Molybdenum(III) Thiocyanate- and Selenocyanate-Based One-Dimensional Heteronuclear Polymers: Coordination Affinity-Controlled Assemblage of Mixed Spin and Mixed Valence Derivatives with Ni(II) and Co(II/III).
Malihe MousaviCarine DuhayonKateryna BretoshVirginie BéreauJean-Pascal SutterPublished in: Inorganic chemistry (2020)

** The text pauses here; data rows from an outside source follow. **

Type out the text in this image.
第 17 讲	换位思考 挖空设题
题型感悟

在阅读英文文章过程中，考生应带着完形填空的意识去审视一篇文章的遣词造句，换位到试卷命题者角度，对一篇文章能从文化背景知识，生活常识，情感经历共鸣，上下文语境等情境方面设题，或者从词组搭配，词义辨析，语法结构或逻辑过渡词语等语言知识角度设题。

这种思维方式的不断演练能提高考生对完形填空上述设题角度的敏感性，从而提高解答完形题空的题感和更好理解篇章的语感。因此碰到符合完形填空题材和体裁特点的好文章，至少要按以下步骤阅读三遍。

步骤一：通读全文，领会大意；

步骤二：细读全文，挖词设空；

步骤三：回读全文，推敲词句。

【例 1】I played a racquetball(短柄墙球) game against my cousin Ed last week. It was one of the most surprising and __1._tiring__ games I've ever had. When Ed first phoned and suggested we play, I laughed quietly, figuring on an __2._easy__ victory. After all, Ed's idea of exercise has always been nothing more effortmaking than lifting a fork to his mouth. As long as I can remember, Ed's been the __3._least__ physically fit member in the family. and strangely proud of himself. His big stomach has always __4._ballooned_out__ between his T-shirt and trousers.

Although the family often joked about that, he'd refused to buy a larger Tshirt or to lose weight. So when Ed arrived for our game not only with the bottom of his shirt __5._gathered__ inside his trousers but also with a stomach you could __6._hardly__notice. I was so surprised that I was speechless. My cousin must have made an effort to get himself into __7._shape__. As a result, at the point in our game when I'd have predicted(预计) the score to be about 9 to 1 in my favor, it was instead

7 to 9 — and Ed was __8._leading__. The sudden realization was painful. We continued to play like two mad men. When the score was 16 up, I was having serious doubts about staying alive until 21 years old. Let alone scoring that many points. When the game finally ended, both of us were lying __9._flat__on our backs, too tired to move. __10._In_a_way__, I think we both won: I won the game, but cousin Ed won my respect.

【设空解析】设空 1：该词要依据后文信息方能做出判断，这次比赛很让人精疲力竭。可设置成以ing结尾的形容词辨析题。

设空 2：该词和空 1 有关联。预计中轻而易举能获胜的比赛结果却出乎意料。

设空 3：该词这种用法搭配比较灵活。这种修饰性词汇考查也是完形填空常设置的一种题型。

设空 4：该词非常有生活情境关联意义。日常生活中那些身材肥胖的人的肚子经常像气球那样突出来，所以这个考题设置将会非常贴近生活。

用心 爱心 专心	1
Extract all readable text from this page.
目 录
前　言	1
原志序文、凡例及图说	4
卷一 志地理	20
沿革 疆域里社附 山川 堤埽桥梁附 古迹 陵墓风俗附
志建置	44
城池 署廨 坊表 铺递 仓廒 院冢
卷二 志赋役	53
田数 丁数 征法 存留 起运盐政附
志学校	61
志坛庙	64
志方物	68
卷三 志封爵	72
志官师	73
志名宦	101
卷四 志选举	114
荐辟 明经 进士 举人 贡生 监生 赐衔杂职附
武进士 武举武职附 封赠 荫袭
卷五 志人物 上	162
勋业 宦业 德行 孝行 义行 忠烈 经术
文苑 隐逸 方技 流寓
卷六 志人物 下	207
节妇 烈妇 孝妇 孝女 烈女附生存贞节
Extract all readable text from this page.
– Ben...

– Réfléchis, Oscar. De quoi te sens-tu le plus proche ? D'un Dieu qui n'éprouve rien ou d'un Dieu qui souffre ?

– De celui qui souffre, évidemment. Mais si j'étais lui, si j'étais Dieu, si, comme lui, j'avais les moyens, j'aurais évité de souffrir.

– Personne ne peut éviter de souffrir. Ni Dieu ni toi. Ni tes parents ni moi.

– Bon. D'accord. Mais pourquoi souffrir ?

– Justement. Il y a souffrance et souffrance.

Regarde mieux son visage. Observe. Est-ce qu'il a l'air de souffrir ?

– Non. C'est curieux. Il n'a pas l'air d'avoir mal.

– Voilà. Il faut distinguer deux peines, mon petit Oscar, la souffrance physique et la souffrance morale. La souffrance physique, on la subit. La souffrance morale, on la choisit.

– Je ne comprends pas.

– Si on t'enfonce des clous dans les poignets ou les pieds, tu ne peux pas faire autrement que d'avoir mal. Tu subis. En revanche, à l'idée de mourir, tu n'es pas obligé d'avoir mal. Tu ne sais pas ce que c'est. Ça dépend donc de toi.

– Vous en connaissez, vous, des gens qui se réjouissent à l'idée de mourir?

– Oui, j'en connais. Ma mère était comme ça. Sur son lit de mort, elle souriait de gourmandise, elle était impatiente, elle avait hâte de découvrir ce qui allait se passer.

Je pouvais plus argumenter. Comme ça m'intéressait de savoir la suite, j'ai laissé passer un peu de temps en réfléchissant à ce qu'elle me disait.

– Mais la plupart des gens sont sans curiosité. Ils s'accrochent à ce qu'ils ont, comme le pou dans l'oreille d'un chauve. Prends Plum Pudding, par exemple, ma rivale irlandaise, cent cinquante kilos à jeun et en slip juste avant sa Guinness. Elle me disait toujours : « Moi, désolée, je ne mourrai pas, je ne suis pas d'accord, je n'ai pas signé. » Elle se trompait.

One-dimensional coordination polymers constructed with the 4d metallo-ligand [Mo(NCS)6]3- associated with NiII and CoII complexes are reported. The first series consists of anionic NCS-bridged [Mo-MII]- coordination polymers associated with a discrete paramagnetic complex or a diamagnetic CoIII complex acting as cations. The latter takes advantage of the coordination preference of the S-ligand for the soft 3d ions and has led to hetero-trimetallic [MoIIINiIICoIII] and mixed valence [MoIIICoIICoIII] compounds. A second series concerns neutral chains in which trinuclear [Mo M2II] units are bridged by an additional NCS anion. The soft character of the S atom was also the key to a rare example of a compound involving both high-spin and low-spin CoII centers associated with [Mo(NCS)6]. A [Mo-Ni] derivative obtained with [Mo(NCSe)6]3- has been considered in order to evaluate the effect of Se versus S on the exchange interaction. The spin distribution for selenocyanate metallo-ligand has been assessed by density functional theory calculations. The crystal structures for all compounds have been characterized, and their magnetic behaviors have been investigated. These ferrimagnetic systems are characterized by antiferromagnetic Mo-MII interactions in the range of -40 to -90 cm-1 (based on H = -JSaSb formalism) operative both with CoII and with NiII, thus demonstrating the potential of the MoIII-NCS combination for molecular systems in which exchange interactions play an important role.